MITO, Japan (AP) — Worsening China-United States (US) friction, worries over aid to Americans and US businesses and a stumble on Wall Street combined to push world shares lower yesterday.
Germany’s DAX fell 2.2 per cent to 12,814.51, while the CAC 40 in Paris skidded 2.1 per cent to 4,928.63. Britain’s FTSE 100 shed 1.5 per cent to 6,118.53. US markets looked set for a downbeat opening, with the future for the S&P 500 trading 0.5 per cent lower. The future for the Dow industrials also was down 0.5 per cent.
Trump administration officials escalated their public condemnations of China in the last several weeks, with speeches by FBI Director Chris Wray, Attorney General William Barr and Secretary of State Mike Pompeo.
Earlier this week, the US ordered the Chinese consulate in Houston, Texas closed. Yesterday, as expected, China’s Foreign Ministry ordered the closure of the US consulate in the western city of Chengdu.
Shanghai led regional declines, with its Composite index giving up 3.9 per cent to 3,196.77. The Hang Seng in Hong Kong lost 2.2 per cent to 24,705.33.
The latest dust up between the two biggest economies comes amid allegations of theft of US intellectual property — including by Chinese researchers with military and government connections — for Beijing’s benefit.
“Alongside the eviction of the Houston Chinese Consulate, the risk of the US-China conflict escalating into a ‘Cold War’ is worrying,” said Hayaki Narita of Mizuho Bank.
A speech on Thursday by US Secretary of State Mike Pompeo’s saying that “securing our freedom from the Chinese Communist Party is the mission of our time” adds to the rhetoric certain to incense Beijing, making it still more difficult for either side to back down, he said.

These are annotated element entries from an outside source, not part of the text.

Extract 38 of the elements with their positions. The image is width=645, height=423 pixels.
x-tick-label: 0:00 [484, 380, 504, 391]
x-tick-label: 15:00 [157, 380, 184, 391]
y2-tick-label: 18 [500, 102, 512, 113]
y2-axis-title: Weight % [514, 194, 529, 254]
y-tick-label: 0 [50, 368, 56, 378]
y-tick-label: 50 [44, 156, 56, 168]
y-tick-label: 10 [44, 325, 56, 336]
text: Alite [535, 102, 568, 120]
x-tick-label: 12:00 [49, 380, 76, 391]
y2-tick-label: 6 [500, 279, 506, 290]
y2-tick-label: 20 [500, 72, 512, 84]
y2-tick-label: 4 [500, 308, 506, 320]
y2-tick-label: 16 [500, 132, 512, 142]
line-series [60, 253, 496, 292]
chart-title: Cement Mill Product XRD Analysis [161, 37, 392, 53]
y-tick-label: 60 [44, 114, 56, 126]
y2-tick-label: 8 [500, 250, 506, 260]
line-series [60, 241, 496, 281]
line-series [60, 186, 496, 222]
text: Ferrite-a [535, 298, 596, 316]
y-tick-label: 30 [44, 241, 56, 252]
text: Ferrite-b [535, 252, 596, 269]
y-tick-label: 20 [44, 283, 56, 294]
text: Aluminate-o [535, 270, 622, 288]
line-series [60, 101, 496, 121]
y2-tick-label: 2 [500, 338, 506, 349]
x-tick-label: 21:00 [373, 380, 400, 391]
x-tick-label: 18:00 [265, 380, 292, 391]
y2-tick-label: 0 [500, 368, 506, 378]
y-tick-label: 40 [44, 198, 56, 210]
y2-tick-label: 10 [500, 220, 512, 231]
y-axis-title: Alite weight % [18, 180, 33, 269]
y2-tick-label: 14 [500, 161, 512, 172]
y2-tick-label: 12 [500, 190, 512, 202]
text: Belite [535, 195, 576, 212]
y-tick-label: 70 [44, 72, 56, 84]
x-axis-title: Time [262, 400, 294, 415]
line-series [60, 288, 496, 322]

“And so, while the inevitability of deteriorating US-China relations as a structural feature of our geo-political landscape was never in doubt, the shifts appear to be hastened,” Narita said.
In other Asian trading, the S&P/ASX 200 in Australia gave up 1.2 per cent to 6,024.10. South Korea’s Kospi shed 0.7 per cent to 2,200.44.
Analysts said investors also are wary over the unclear prognosis for further stimulus for the US economy, just as the end of a previous package of extra support for those made jobless by the pandemic looms.
Republicans in the Senate were set to unveil their proposals for a USD1 trillion COVID-19 rescue package on Thursday morning, but that got delayed. Finding a compromise with the Democratic-controlled House of Representatives could prove more difficult than it was in March, when Congress produced a USD2 trillion rescue package.
A report on Thursday that the tally of American workers applying or unemployment benefits rose last week by 109,000 to a little more than 1.4 million broke a stretch of 15 straight weeks of improvements. That shook investor optimism that the recession might be shorter lived than expected.
The rise in unemployment comes as coronavirus counts continue to rise across much of the Sun Belt, leading to more business closures and the total number of confirmed cases surpassed four million in the US.
The S&P 500′s 1.2 per cent drop, to 3,235.66, was its first loss in five days and its worst in nearly four weeks.
The yield on the 10-year Treasury was steady at 0.58 per cent yesterday, down from 0.59 per cent on Wednesday. It tends to move with investors’ expectations for the economy and inflation.
Gold for delivery in August rebounded, gaining USD2.90 to USD1,892.90 per ounce. It rose USD24.90 overnight to settle at USD1,890.00 per ounce.
Benchmark US crude fell back, giving up 29 cents to USD40.78 in electronic trading on the New York Mercantile Exchange. It lost 83 cents to USD41.07 per barrel on Thursday. Brent crude oil for September delivery fell 21 cents to USD43.10. It fell 98 cents to USD43.31 a barrel overnight.
In currency dealings, the dollar bought JPY106.24, weakening from JPY106.86. The euro rose to USD1.1611 from USD1.1596.